C’est probablement la question la plus posée par un enseignant à ses apprenants. Ils ont compris, mais qu’est-ce qu’ils ont compris? Ce n’est pas parce que l’apprenant dit qu’il a compris que cela peut nous assurer qu’il a compris ce que l’enseignant voulait qu’il comprenne. La compréhension est directement associée à la représentation que l’apprenant se fait des informations que l’enseignant lui a communiquées. Il est important que NOUS comprenions ce qu’implique comprendre.
Un apprenant doit pouvoir percevoir l’information pour pouvoir la traiter. Déjà à ce stade nous établissons un chantier important en didactique.
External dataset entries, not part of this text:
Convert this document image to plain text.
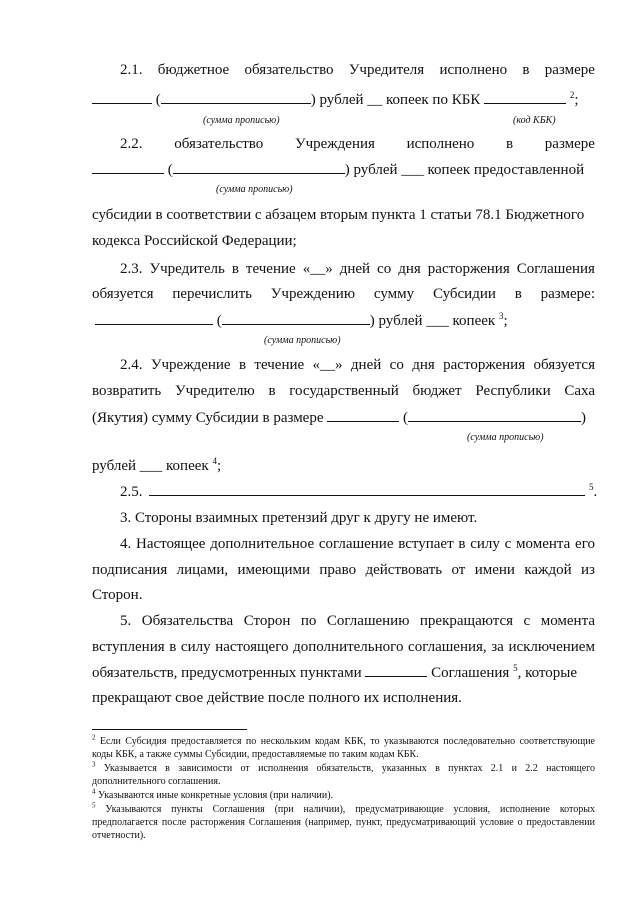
2.1. бюджетное обязательство Учредителя исполнено в размере
(	) рублей __ копеек по КБК	$^2$;
(сумма прописью)	(код КБК)
2.2. обязательство Учреждения исполнено в размере
(	) рублей ___ копеек предоставленной
(сумма прописью)
субсидии в соответствии с абзацем вторым пункта 1 статьи 78.1 Бюджетного
кодекса Российской Федерации;
2.3. Учредитель в течение «__» дней со дня расторжения Соглашения
обязуется перечислить Учреждению сумму Субсидии в размере:
(	) рублей ___ копеек $^3$;
(сумма прописью)
2.4. Учреждение в течение «__» дней со дня расторжения обязуется
возвратить Учредителю в государственный бюджет Республики Саха
(Якутия) сумму Субсидии в размере	(	)
(сумма прописью)
рублей ___ копеек $^4$;
2.5.	$^5$.
3. Стороны взаимных претензий друг к другу не имеют.
4. Настоящее дополнительное соглашение вступает в силу с момента его
подписания лицами, имеющими право действовать от имени каждой из
Сторон.
5. Обязательства Сторон по Соглашению прекращаются с момента
вступления в силу настоящего дополнительного соглашения, за исключением
обязательств, предусмотренных пунктами	Соглашения $^5$, которые
прекращают свое действие после полного их исполнения.
$^2$ Если Субсидия предоставляется по нескольким кодам КБК, то указываются последовательно соответствующие коды КБК, а также суммы Субсидии, предоставляемые по таким кодам КБК.
$^3$ Указывается в зависимости от исполнения обязательств, указанных в пунктах 2.1 и 2.2 настоящего дополнительного соглашения.
$^4$ Указываются иные конкретные условия (при наличии).
$^5$ Указываются пункты Соглашения (при наличии), предусматривающие условия, исполнение которых предполагается после расторжения Соглашения (например, пункт, предусматривающий условие о предоставлении отчетности).
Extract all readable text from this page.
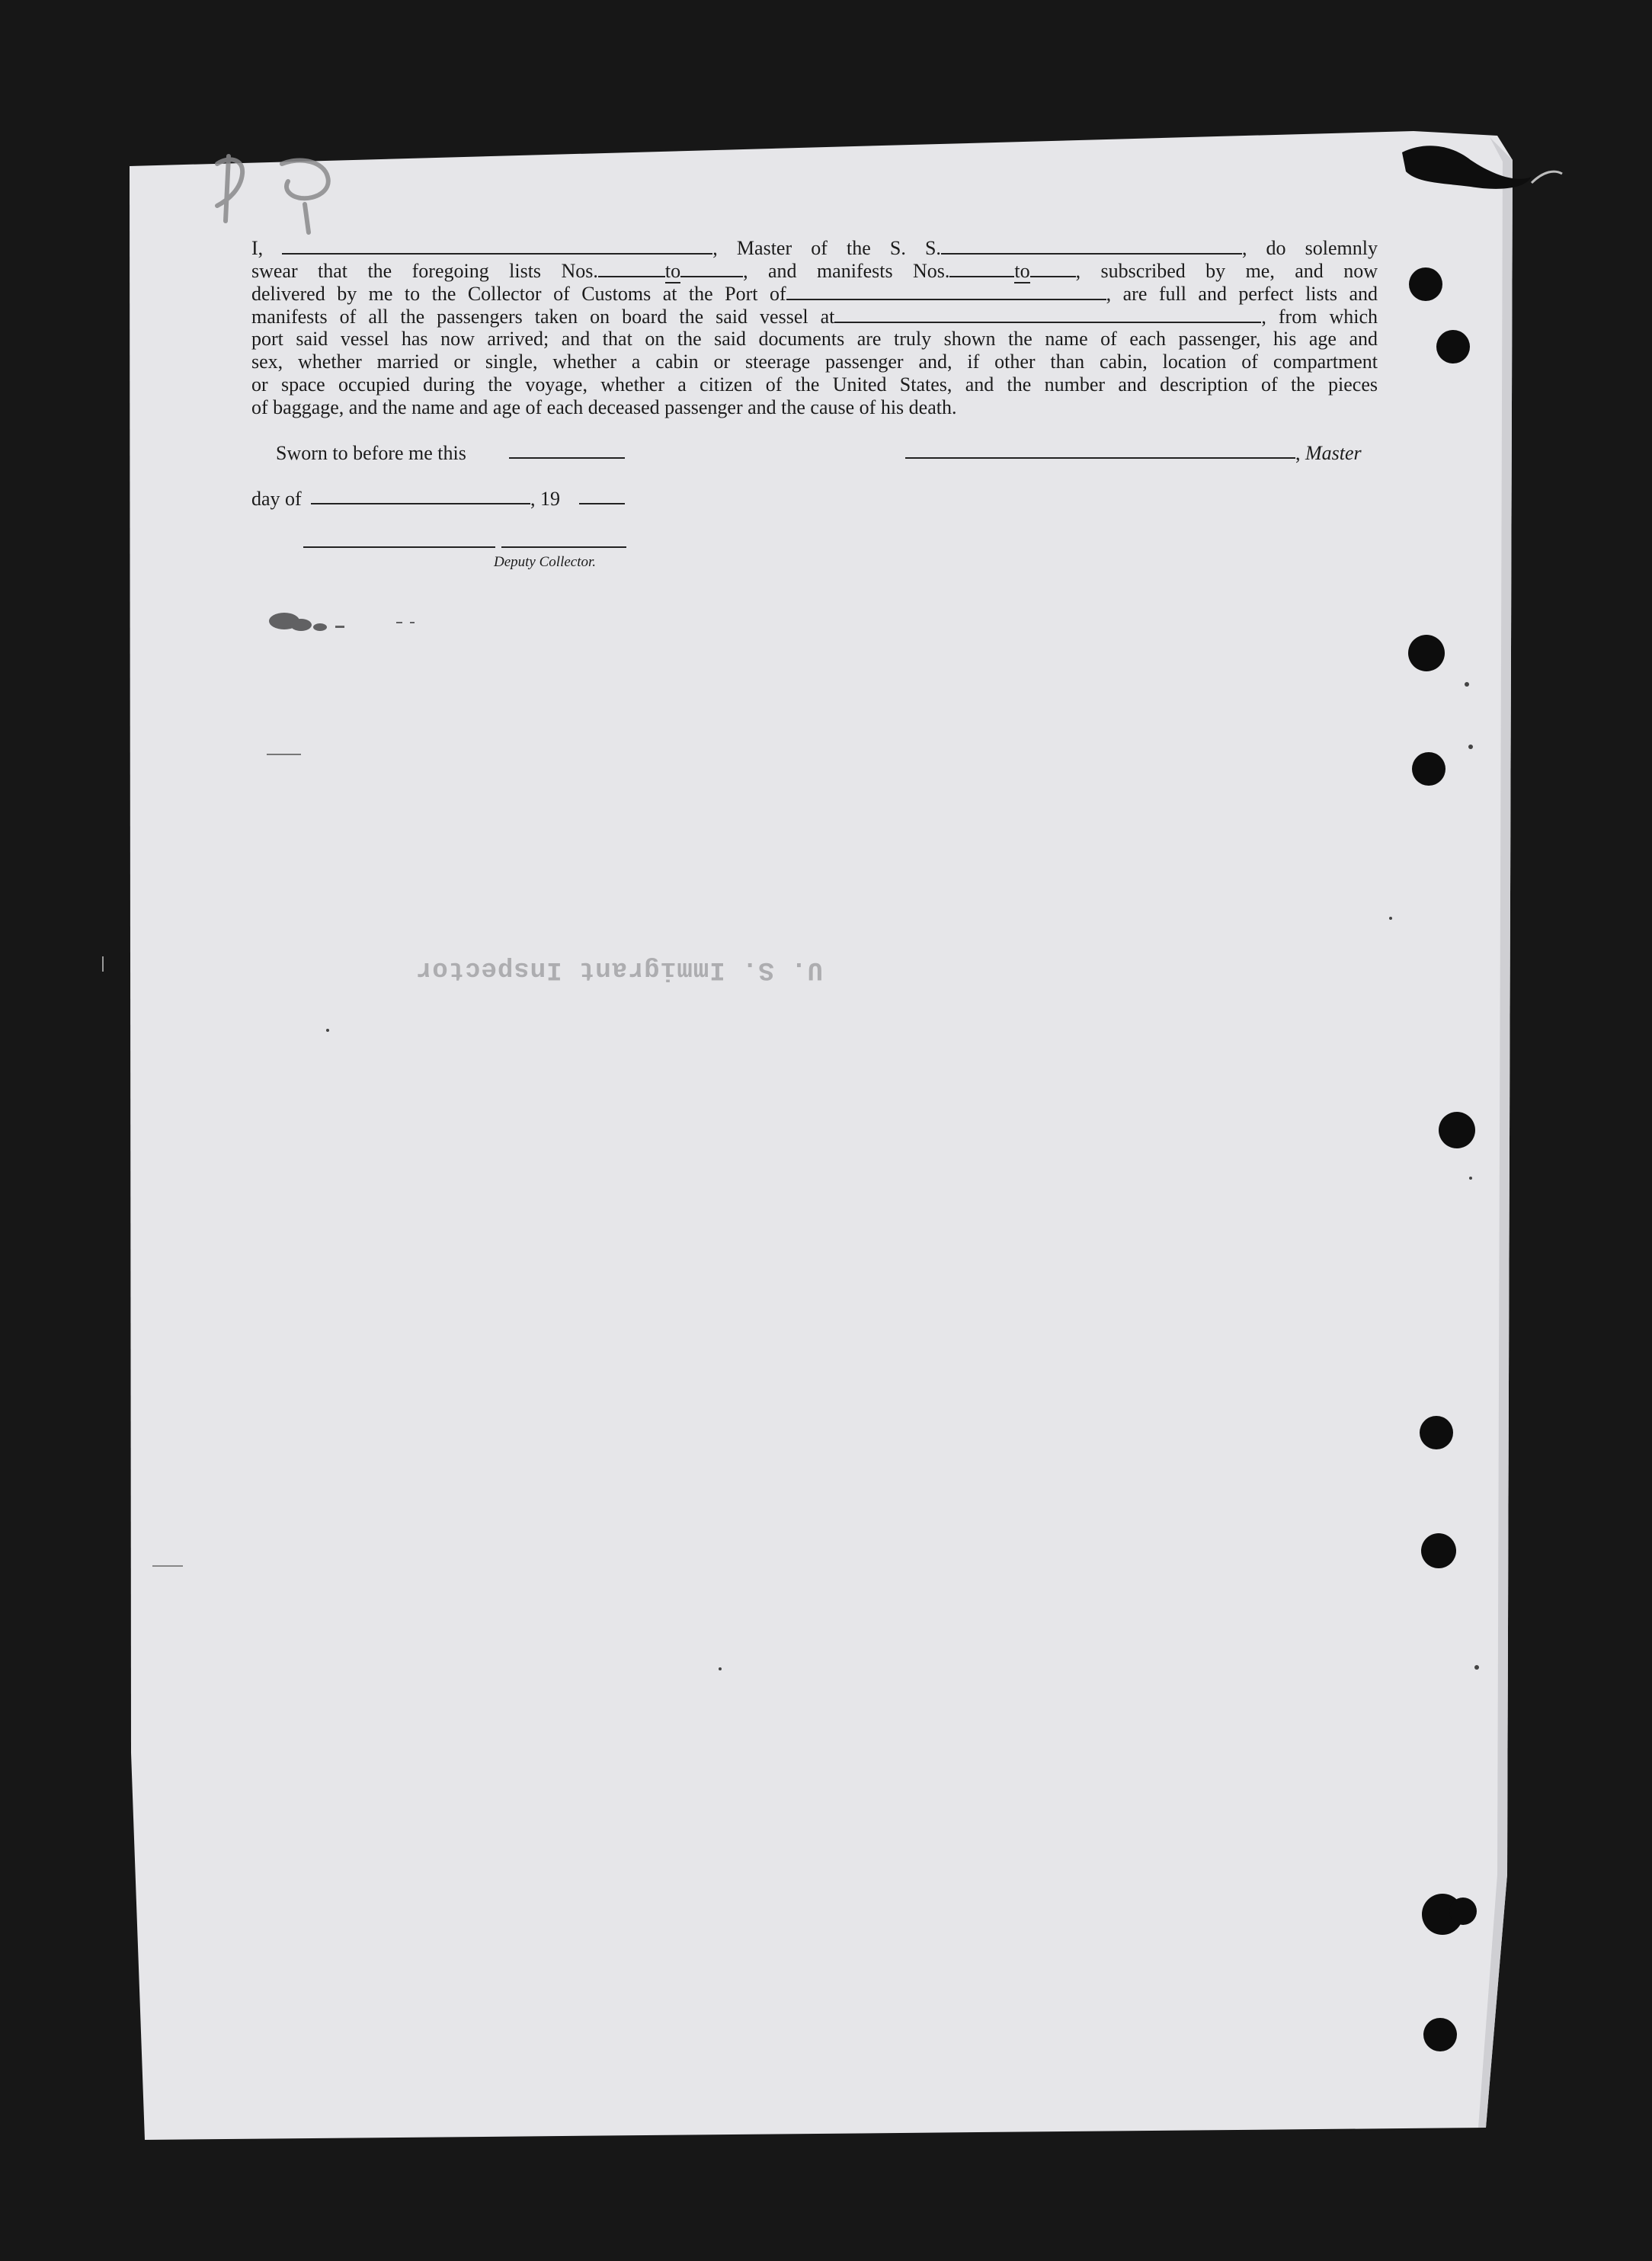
I,	, Master of the S. S.	, do solemnly
swear that the foregoing lists Nos.	to	, and manifests Nos.	to , subscribed by me, and now
delivered by me to the Collector of Customs at the Port of	, are full and perfect lists and
manifests of all the passengers taken on board the said vessel at	, from which
port said vessel has now arrived; and that on the said documents are truly shown the name of each passenger, his age and
sex, whether married or single, whether a cabin or steerage passenger and, if other than cabin, location of compartment
or space occupied during the voyage, whether a citizen of the United States, and the number and description of the pieces
of baggage, and the name and age of each deceased passenger and the cause of his death.
Sworn to before me this	, Master
day of	, 19
Deputy Collector.
U. S. Immigrant Inspector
Imaginer tous les concepts abstraits qu’un apprenant doit pouvoir comprendre pour être en mesure de réaliser des tâches professionnelles avec compétence. Première étape, c’est de rendre perceptible par les sens les informations nécessaires à la compréhension. Ce n’est pas parce que l’enseignant DIT les informations devant une classe que les mots qu’il utilise deviennent nécessairement des représentations pour les apprenants. Souvent la compréhension, pour les apprenants, c’est d’avoir la bonne réponse que l’enseignant a déterminée. Cette situation rassure l’apprenant, à défaut d’avoir compris, il est satisfait que l’enseignant ait l’impression qu’il a compris par la simple manifestation de la bonne démarche ou de la BONNE réponse. Comme s’il ne pouvait y en avoir qu’une seule.
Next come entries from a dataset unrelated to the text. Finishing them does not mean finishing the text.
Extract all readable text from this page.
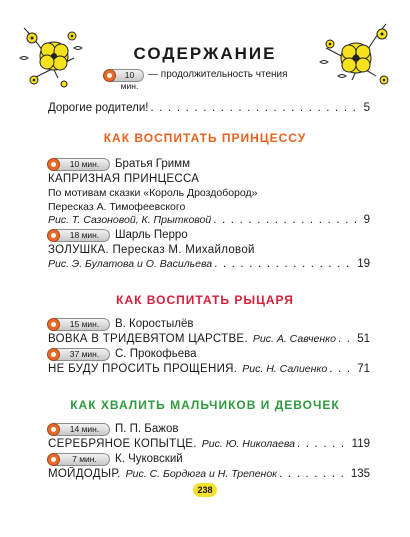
СОДЕРЖАНИЕ
10 мин.
— продолжительность чтения
Дорогие родители! . . .	5
КАК ВОСПИТАТЬ ПРИНЦЕССУ
10 мин.	Братья Гримм
КАПРИЗНАЯ ПРИНЦЕССА
По мотивам сказки «Король Дроздобород»
Пересказ А. Тимофеевского
Рис. Т. Сазоновой, К. Прытковой . . .	9
18 мин.	Шарль Перро
ЗОЛУШКА. Пересказ М. Михайловой
Рис. Э. Булатова и О. Васильева . . .	19
КАК ВОСПИТАТЬ РЫЦАРЯ
15 мин.	В. Коростылёв
ВОВКА В ТРИДЕВЯТОМ ЦАРСТВЕ. Рис. А. Савченко . . . 51
37 мин.	С. Прокофьева
НЕ БУДУ ПРОСИТЬ ПРОЩЕНИЯ. Рис. Н. Салиенко . . .	71
КАК ХВАЛИТЬ МАЛЬЧИКОВ И ДЕВОЧЕК
14 мин.	П. П. Бажов
СЕРЕБРЯНОЕ КОПЫТЦЕ. Рис. Ю. Николаева . . .	119
7 мин.	К. Чуковский
МОЙДОДЫР. Рис. С. Бордюга и Н. Трепенок . . .	135
238
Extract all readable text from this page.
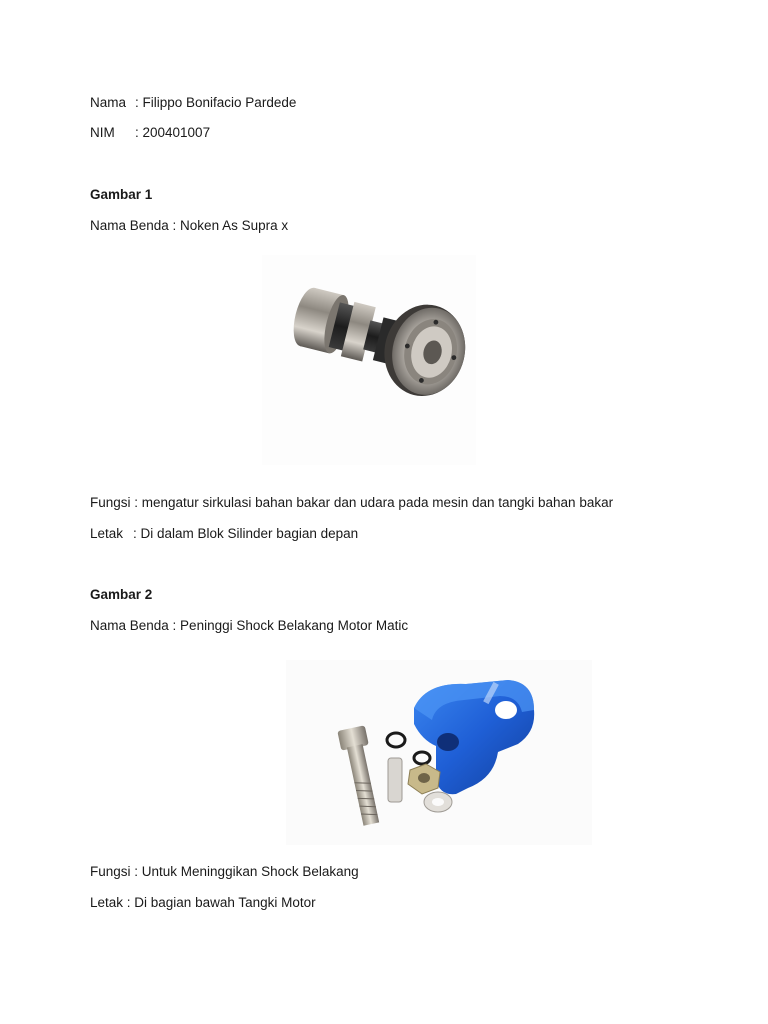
Nama : Filippo Bonifacio Pardede
NIM : 200401007
Gambar 1
Nama Benda : Noken As Supra x
Fungsi : mengatur sirkulasi bahan bakar dan udara pada mesin dan tangki bahan bakar
Letak : Di dalam Blok Silinder bagian depan
Gambar 2
Nama Benda : Peninggi Shock Belakang Motor Matic
Fungsi : Untuk Meninggikan Shock Belakang
Letak : Di bagian bawah Tangki Motor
La compréhension fait appelle à un champ de connaissances plus grand que le simple objet d’apprentissage visé par une explication. Je prends comme exemple une analyse de formation que je viens de terminer sur la compréhension du concept de stabilité pour les opérateurs de chariot élévateur. Ce concept de stabilité doit être compris dans la mesure où il conduit l’opérateur à comprendre à quel moment il peut y avoir un danger de renversement. La formation généralement reconnue était de présenter les phénomènes physiques qui amènent à un renversement. À la suite de nos travaux, nous sommes arrivés à constater que ce n’est pas parce qu’une personne connaît la notion de stabilité que cela l’amène à changer ses comportements pour être plus sécuritaire.
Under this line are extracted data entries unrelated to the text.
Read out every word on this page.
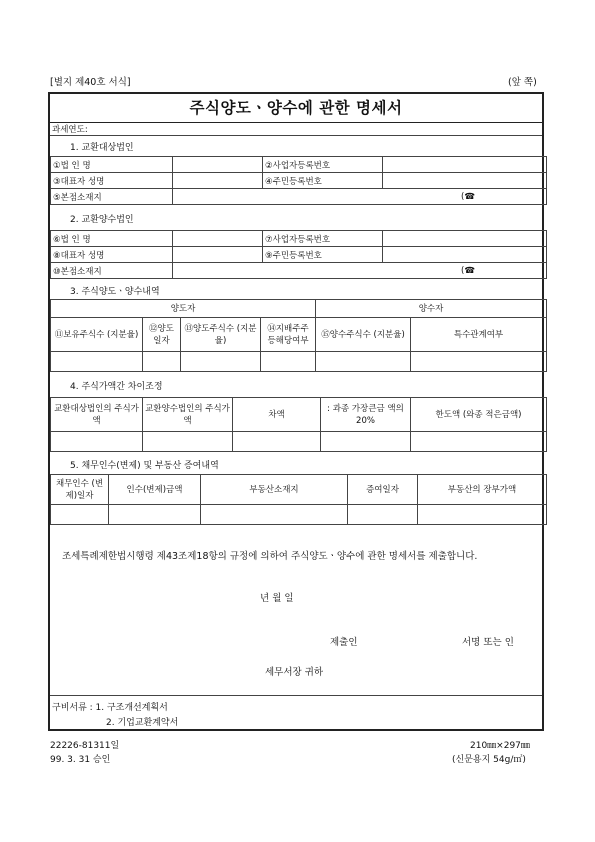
[별지 제40호 서식]	(앞 쪽)
주식양도ㆍ양수에 관한 명세서
과세연도:
1. 교환대상법인
①법 인 명		②사업자등록번호	
③대표자 성명		④주민등록번호	
⑤본점소재지	(☎		
2. 교환양수법인
⑥법 인 명		⑦사업자등록번호	
⑧대표자 성명		⑨주민등록번호	
⑩본점소재지	(☎		
3. 주식양도ㆍ양수내역
양도자				양수자	
⑪보유주식수 (지분율)	⑫양도 일자	⑬양도주식수 (지분율)	⑭지배주주 등해당여부	⑮양수주식수 (지분율)	특수관계여부

4. 주식가액간 차이조정
교환대상법인의 주식가액	교환양수법인의 주식가액	차액	: 과종 가장큰금 액의 20%	한도액 (와종 적은금액)

5. 채무인수(변제) 및 부동산 증여내역
채무인수 (변제)일자	인수(변제)금액	부동산소재지	증여일자	부동산의 장부가액

조세특례제한법시행령 제43조제18항의 규정에 의하여 주식양도ㆍ양수에 관한 명세서를 제출합니다.
년 월 일
제출인	서명 또는 인
세무서장 귀하
구비서류 : 1. 구조개선계획서
2. 기업교환계약서
22226-81311일
99. 3. 31 승인
210㎜×297㎜
(신문용지 54g/㎡)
La conclusion à laquelle nous sommes arrivées est qu’en plus de comprendre l’objet d’apprentissage, pour que l’apprenant soit en mesure de l’appliquer dans la réalité, il faut qu’il comprenne, préalablement, en quoi consiste une situation de travail où l’objet d’apprentissage trouve sa pertinence. La formation doit alors tenir compte non seulement de la compréhension de l’objet de formation, mais surtout de la compréhension de la situation où cet objet doit venir s’insérer.
La compréhension passe donc nécessairement par la perception de l’information pour être en mesure de la traiter, l’application de cette information pour en découvrir le fonctionnement, l’analyse de la situation où elle devra être utilisée pour en trouver le sens et les conditions qui font en sorte de faire émerger son utilité pour être en mesure de faire des liens. L’enseignant doit comprendre l’implication de cette fameuse question pour qu’il puisse mettre en place les conditions et l’environnement d’apprentissage nécessaires à l’émergence de cette compréhension.
En conclusion, il ne faut pas demander aux apprenants s’ils ont compris, il faut faire en sorte que les apprenants puissent comprendre. La compréhension n’est pas le fruit du hasard, d’une simple affirmation ou d’un résultat d’examen, c’est le résultat d’un processus et de conditions mis en place de manière stratégique. Utiliser les savoirs dans des situations réelles demande à l’apprenant de connaître l’information, de connaître ce que fait cette information dans une situation et de connaître comment fonctionne cette information en interaction avec les circonstances et les événements de la réalité. Qu’est-ce que c’est? Qu’est-ce que ça fait? Comment ça marche?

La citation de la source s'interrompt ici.